Recurrence after surgery using the CST is problematic because external abdominal oblique release has already been performed to re-establish the original orientation of the rectus muscles. Thus, TAR may be the best approach in these cases. Previous studies on AWHR with TAR reported equivalent fascial closure rates to those obtained using the conventional CST, indicating similar myofascial advancement using the two techniques [33,34,35]. In our study, we performed TAR in 28 patients, with acceptable functional and esthetic results. Thus far, there have been no cases of recurrence detected in follow-up visits. TAR could have been performed in many patients in our study. Our department began to adopt this technique after its introduction at the end of 2012, with subsequent uptake of the technique in the surgical community. However, this was after completion of the present study.

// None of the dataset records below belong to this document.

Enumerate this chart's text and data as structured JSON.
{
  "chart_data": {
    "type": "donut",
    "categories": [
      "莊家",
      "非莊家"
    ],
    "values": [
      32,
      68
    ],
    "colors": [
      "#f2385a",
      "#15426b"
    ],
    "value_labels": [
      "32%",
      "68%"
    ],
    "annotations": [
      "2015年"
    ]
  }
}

Our study has some limitations. The retrospective chart review was limited by the information in the patients’ medical records, as well as possible observer bias of the reviewers. In addition, although our follow-up period was sufficient, five patients did not complete the study. The strengths of our study include the homogeneity of our outcomes, as all the procedures were performed by five hernia surgeons, therefore decreasing errors due to lack of experience or different applications of the CST. Future prospective studies should examine causal pathways in more detail. It would be interesting for long-term follow-up studies to investigate predictive factors in comparative studies that included endoscopic techniques and conventional and posterior CSTs.

In conclusion, the CST with mesh was effective in managing large IHs, especially in midline defects, with an acceptable recurrence rate. Obesity (BMI > 30), steroid or immunosuppressive drug use, and postoperative wound infections were predictors of recurrence after hernia surgery performed using the CST.